Susan Derges is one of the leading and most respected photographers working in Britain today. Like contemporaries Christopher Bucklow, Adam Fuss and Garry Fabian Miller, her work looks back to the very origins of photography. Using the raw materials of light and chemically sensitised paper, Derges pushes the boundaries of her medium in constantly innovative and exciting ways that balance a delight in scientific experiment with a philosophical contemplation of our relationship to the natural world.
Among Derges' most celebrated works are her River Taw and Shoreline series' made near to her studio in Dartmoor from 1997-1999. Using the night as her darkroom, and the river or ocean as her transparency, Derges created extraordinary images by submerging positive photographic paper beneath the surface of the water. A milleseconds flash of brilliant light, controlled by the artist, fixed a brief moment in the waters constant ebb and flow onto the paper.
These unique works were highly acclaimed and are now held in important public and private collections worldwide.

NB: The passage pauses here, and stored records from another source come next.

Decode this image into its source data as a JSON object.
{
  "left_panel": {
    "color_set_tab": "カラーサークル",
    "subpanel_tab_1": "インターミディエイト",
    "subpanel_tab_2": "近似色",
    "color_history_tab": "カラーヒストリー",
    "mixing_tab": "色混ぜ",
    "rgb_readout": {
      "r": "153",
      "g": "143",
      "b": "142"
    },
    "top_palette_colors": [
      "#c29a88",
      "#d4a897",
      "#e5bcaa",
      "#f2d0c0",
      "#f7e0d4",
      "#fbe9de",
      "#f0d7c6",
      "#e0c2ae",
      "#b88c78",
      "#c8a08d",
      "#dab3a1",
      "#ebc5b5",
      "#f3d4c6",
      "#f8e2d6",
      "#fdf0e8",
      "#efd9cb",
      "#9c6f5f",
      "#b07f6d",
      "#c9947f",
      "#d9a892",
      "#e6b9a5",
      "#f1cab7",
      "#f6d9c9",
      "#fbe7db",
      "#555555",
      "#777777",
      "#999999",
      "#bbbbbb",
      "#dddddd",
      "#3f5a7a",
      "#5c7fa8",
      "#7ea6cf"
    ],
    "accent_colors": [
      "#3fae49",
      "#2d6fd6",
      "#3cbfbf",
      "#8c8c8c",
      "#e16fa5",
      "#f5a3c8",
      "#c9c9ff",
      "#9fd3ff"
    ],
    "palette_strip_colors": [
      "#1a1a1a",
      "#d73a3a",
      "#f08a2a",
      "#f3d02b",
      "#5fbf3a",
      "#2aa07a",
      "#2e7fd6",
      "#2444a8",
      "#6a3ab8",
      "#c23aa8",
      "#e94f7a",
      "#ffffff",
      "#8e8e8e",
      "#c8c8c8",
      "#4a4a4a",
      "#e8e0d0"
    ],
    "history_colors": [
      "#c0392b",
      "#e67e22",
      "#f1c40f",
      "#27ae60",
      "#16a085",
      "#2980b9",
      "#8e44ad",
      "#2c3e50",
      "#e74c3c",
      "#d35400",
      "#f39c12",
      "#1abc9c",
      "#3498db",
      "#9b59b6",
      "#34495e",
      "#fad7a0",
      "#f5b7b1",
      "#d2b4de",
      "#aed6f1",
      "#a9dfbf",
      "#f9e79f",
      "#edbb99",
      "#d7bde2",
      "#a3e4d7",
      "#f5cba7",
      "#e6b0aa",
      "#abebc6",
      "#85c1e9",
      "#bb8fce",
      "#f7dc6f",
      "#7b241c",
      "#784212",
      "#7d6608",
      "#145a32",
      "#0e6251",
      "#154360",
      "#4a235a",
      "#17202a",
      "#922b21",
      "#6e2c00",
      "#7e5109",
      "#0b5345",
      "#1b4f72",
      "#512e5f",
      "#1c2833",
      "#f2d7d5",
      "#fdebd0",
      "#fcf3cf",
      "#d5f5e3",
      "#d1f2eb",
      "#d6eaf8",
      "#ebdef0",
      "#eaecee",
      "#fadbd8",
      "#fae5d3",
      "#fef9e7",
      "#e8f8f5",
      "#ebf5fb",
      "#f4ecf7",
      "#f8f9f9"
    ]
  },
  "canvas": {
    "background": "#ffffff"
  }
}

Derges then resolved to make no more, turning instead to experiments seeking to somehow incorporate the sources of ambient light, the moon and stars - crucial determinants of colour in her earlier photograms - eventually resulting in the Starfield and Moon series in 2002-04. These works retain elements of the earlier making but were made in her darkroom using a tank of flowing water and photographic transparencies of celestial phenomenon which she projected onto the waters surface.
In 2003, Susan Derges was commissioned by the Eden Project in Cornwall to create a major series of glass windows. In the making of this project she was compelled to return to the source of her earlier work and so created a final body of River and Shoreline works. We presented these last original photograms in Derges' third solo exhibition at the gallery, alongside a small group of works from her most recent series.